Why Major/Minor in Philosophy?

Recent research has suggested that the number of students majoring in Philosophy is growing. Even the New York Times has noticed this trend! Although, of course, studying philosophy is intrinsically interesting and fulfilling, it also prepares students well for an array of careers. It’s often noted that:


  1. Philosophy graduates on average perform outstandingly well in LSAT, the pre-Law exam. Only Math and Economics students score higher; all other humanities, social and natural science majors on average do less well.
  2. Philosophy students also perform well on the GRE exam (for general entrance into graduate school) – on the verbal part of the GRE, philosophy majors outperform English majors; Philosophy is overall, the highest scoring Humanities major.
  3. Philosophy graduates also do well on MCAT, the entrance exam for medical school.


Read More Reasons To Study Philosophy

Philosophy can be the path to many different successful careers. Rather than a narrow preparation for some specific career that closes the doors to other opportunities, Philosophy is a gateway into almost any future you might want to pursue! Philosophy is unique among disciplines in its focus on developing skills crucial for many careers.

Philosophy develops skills crucial for many careers

Problem-Solving Skills

Studying philosophy is a particularly effective way to enhance your problem-solving abilities. It teaches you to analyze concepts, definitions, arguments and problems. It contributes to your capacity to organize ideas and issues, to deal with questions of value, and to extract what is essential from disparate information. Studying philosophy helps you put problems in a manageable form, frame hypotheses, and do research. It helps you both to distinguish fine differences between views and to discover common ground between opposing positions. And it helps you synthesize a variety of views or perspectives into a unified whole.
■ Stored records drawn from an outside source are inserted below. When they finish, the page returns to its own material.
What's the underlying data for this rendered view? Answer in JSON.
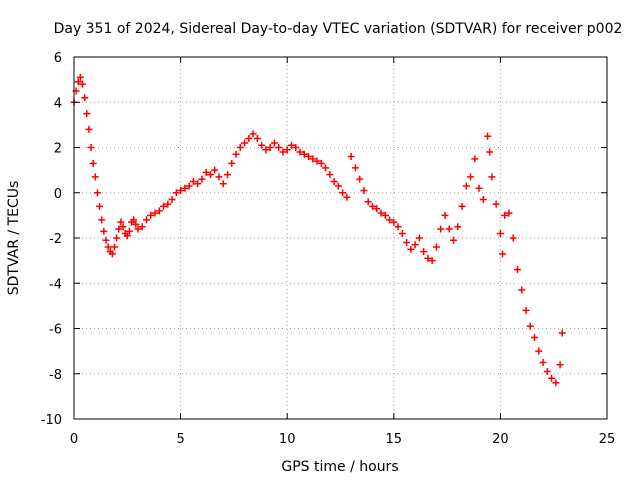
{
  "chart_data": {
    "type": "scatter",
    "title": "Day 351 of 2024, Sidereal Day-to-day VTEC variation (SDTVAR) for receiver p002",
    "xlabel": "GPS time / hours",
    "ylabel": "SDTVAR / TECUs",
    "xlim": [
      0,
      25
    ],
    "ylim": [
      -10,
      6
    ],
    "xticks": [
      0,
      5,
      10,
      15,
      20,
      25
    ],
    "yticks": [
      -10,
      -8,
      -6,
      -4,
      -2,
      0,
      2,
      4,
      6
    ],
    "xtick_labels": [
      "0",
      "5",
      "10",
      "15",
      "20",
      "25"
    ],
    "ytick_labels": [
      "-10",
      "-8",
      "-6",
      "-4",
      "-2",
      "0",
      "2",
      "4",
      "6"
    ],
    "grid": true,
    "marker": "+",
    "color": "#ff0000",
    "series": [
      {
        "name": "SDTVAR",
        "points": [
          [
            0.0,
            4.0
          ],
          [
            0.1,
            4.5
          ],
          [
            0.2,
            4.9
          ],
          [
            0.3,
            5.1
          ],
          [
            0.4,
            4.8
          ],
          [
            0.5,
            4.2
          ],
          [
            0.6,
            3.5
          ],
          [
            0.7,
            2.8
          ],
          [
            0.8,
            2.0
          ],
          [
            0.9,
            1.3
          ],
          [
            1.0,
            0.7
          ],
          [
            1.1,
            0.0
          ],
          [
            1.2,
            -0.6
          ],
          [
            1.3,
            -1.2
          ],
          [
            1.4,
            -1.7
          ],
          [
            1.5,
            -2.1
          ],
          [
            1.6,
            -2.4
          ],
          [
            1.7,
            -2.6
          ],
          [
            1.8,
            -2.7
          ],
          [
            1.9,
            -2.4
          ],
          [
            2.0,
            -2.0
          ],
          [
            2.1,
            -1.6
          ],
          [
            2.2,
            -1.3
          ],
          [
            2.3,
            -1.5
          ],
          [
            2.4,
            -1.8
          ],
          [
            2.5,
            -1.9
          ],
          [
            2.6,
            -1.7
          ],
          [
            2.7,
            -1.3
          ],
          [
            2.8,
            -1.2
          ],
          [
            2.9,
            -1.4
          ],
          [
            3.0,
            -1.6
          ],
          [
            3.2,
            -1.5
          ],
          [
            3.4,
            -1.2
          ],
          [
            3.6,
            -1.0
          ],
          [
            3.8,
            -0.9
          ],
          [
            4.0,
            -0.8
          ],
          [
            4.2,
            -0.6
          ],
          [
            4.4,
            -0.5
          ],
          [
            4.6,
            -0.3
          ],
          [
            4.8,
            0.0
          ],
          [
            5.0,
            0.1
          ],
          [
            5.2,
            0.2
          ],
          [
            5.4,
            0.3
          ],
          [
            5.6,
            0.5
          ],
          [
            5.8,
            0.4
          ],
          [
            6.0,
            0.6
          ],
          [
            6.2,
            0.9
          ],
          [
            6.4,
            0.8
          ],
          [
            6.6,
            1.0
          ],
          [
            6.8,
            0.7
          ],
          [
            7.0,
            0.4
          ],
          [
            7.2,
            0.8
          ],
          [
            7.4,
            1.3
          ],
          [
            7.6,
            1.7
          ],
          [
            7.8,
            2.0
          ],
          [
            8.0,
            2.2
          ],
          [
            8.2,
            2.4
          ],
          [
            8.4,
            2.6
          ],
          [
            8.6,
            2.4
          ],
          [
            8.8,
            2.1
          ],
          [
            9.0,
            1.9
          ],
          [
            9.2,
            2.0
          ],
          [
            9.4,
            2.2
          ],
          [
            9.6,
            2.0
          ],
          [
            9.8,
            1.8
          ],
          [
            10.0,
            1.9
          ],
          [
            10.2,
            2.1
          ],
          [
            10.4,
            2.0
          ],
          [
            10.6,
            1.8
          ],
          [
            10.8,
            1.7
          ],
          [
            11.0,
            1.6
          ],
          [
            11.2,
            1.5
          ],
          [
            11.4,
            1.4
          ],
          [
            11.6,
            1.3
          ],
          [
            11.8,
            1.1
          ],
          [
            12.0,
            0.8
          ],
          [
            12.2,
            0.5
          ],
          [
            12.4,
            0.3
          ],
          [
            12.6,
            0.0
          ],
          [
            12.8,
            -0.2
          ],
          [
            13.0,
            1.6
          ],
          [
            13.2,
            1.1
          ],
          [
            13.4,
            0.6
          ],
          [
            13.6,
            0.1
          ],
          [
            13.8,
            -0.4
          ],
          [
            14.0,
            -0.6
          ],
          [
            14.2,
            -0.7
          ],
          [
            14.4,
            -0.9
          ],
          [
            14.6,
            -1.0
          ],
          [
            14.8,
            -1.2
          ],
          [
            15.0,
            -1.3
          ],
          [
            15.2,
            -1.5
          ],
          [
            15.4,
            -1.8
          ],
          [
            15.6,
            -2.2
          ],
          [
            15.8,
            -2.5
          ],
          [
            16.0,
            -2.3
          ],
          [
            16.2,
            -2.0
          ],
          [
            16.4,
            -2.6
          ],
          [
            16.6,
            -2.9
          ],
          [
            16.8,
            -3.0
          ],
          [
            17.0,
            -2.4
          ],
          [
            17.2,
            -1.6
          ],
          [
            17.4,
            -1.0
          ],
          [
            17.6,
            -1.6
          ],
          [
            17.8,
            -2.1
          ],
          [
            18.0,
            -1.5
          ],
          [
            18.2,
            -0.6
          ],
          [
            18.4,
            0.3
          ],
          [
            18.6,
            0.7
          ],
          [
            18.8,
            1.5
          ],
          [
            19.0,
            0.2
          ],
          [
            19.2,
            -0.3
          ],
          [
            19.4,
            2.5
          ],
          [
            19.5,
            1.8
          ],
          [
            19.6,
            0.7
          ],
          [
            19.8,
            -0.5
          ],
          [
            20.0,
            -1.8
          ],
          [
            20.1,
            -2.7
          ],
          [
            20.2,
            -1.0
          ],
          [
            20.4,
            -0.9
          ],
          [
            20.6,
            -2.0
          ],
          [
            20.8,
            -3.4
          ],
          [
            21.0,
            -4.3
          ],
          [
            21.2,
            -5.2
          ],
          [
            21.4,
            -5.9
          ],
          [
            21.6,
            -6.4
          ],
          [
            21.8,
            -7.0
          ],
          [
            22.0,
            -7.5
          ],
          [
            22.2,
            -7.9
          ],
          [
            22.4,
            -8.2
          ],
          [
            22.6,
            -8.4
          ],
          [
            22.8,
            -7.6
          ],
          [
            22.9,
            -6.2
          ]
        ]
      }
    ]
  }
}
Communication Skills -Written and Oral

Employers are keen on hiring people with such skills. Philosophy contributes uniquely to the development of expressive and communicative powers. It provides some of the basic tools of self-expression – for instance, skills in presenting ideas through well-constructed, systematic arguments that other fields either do not use, or use less extensively. It helps you express what is distinctive about your view; enhances your ability to explain difficult material; encourages fair-mindedness in considering opposing points of view; and helps you eliminate ambiguities and vagueness from your writing and speech.

Analytic Reading Skills

Most any career that a Howard University graduate is likely to pursue, will require that you are able to read carefully and critically the verbal material you will be working with – whether it's a legal brief, a scientific report, a company's new policy proposal, or a memo from the head of your division. Philosophy brings you face-to-face with some of the most challenging (and rewarding) texts ever written. Once you have mastered those texts, you'll have the ability and confidence to handle most any text thrown your way.


Through its focus on clear formulations, good arguments, and apt examples, the study of philosophy helps you develop the ability to be convincing. You learn to build and defend your own views, to appreciate competing positions, and to indicate forcefully why you consider your views preferable to alternatives. While many fields give you practice in arguing for your position, philosophy is unique in its focus on the quality of the arguments themselves.

Understanding Other Fields

Philosophy is indispensable for understanding the foundational issues in many disciplines. Many important questions about a discipline, such as the nature of its concepts and its relation to other disciplines, are philosophical in nature. Philosophy of science, for instance, is needed to supplement the understanding of the natural and social sciences which one derives from doing scientific work itself. Similarly, philosophy of law, biomedical ethics, or history of philosophy gives you training in the sort of cross-disciplinary thinking important in today's fast-changing and interrelated careers. It can also help you do well in non- philosophy courses and in other majors or minors.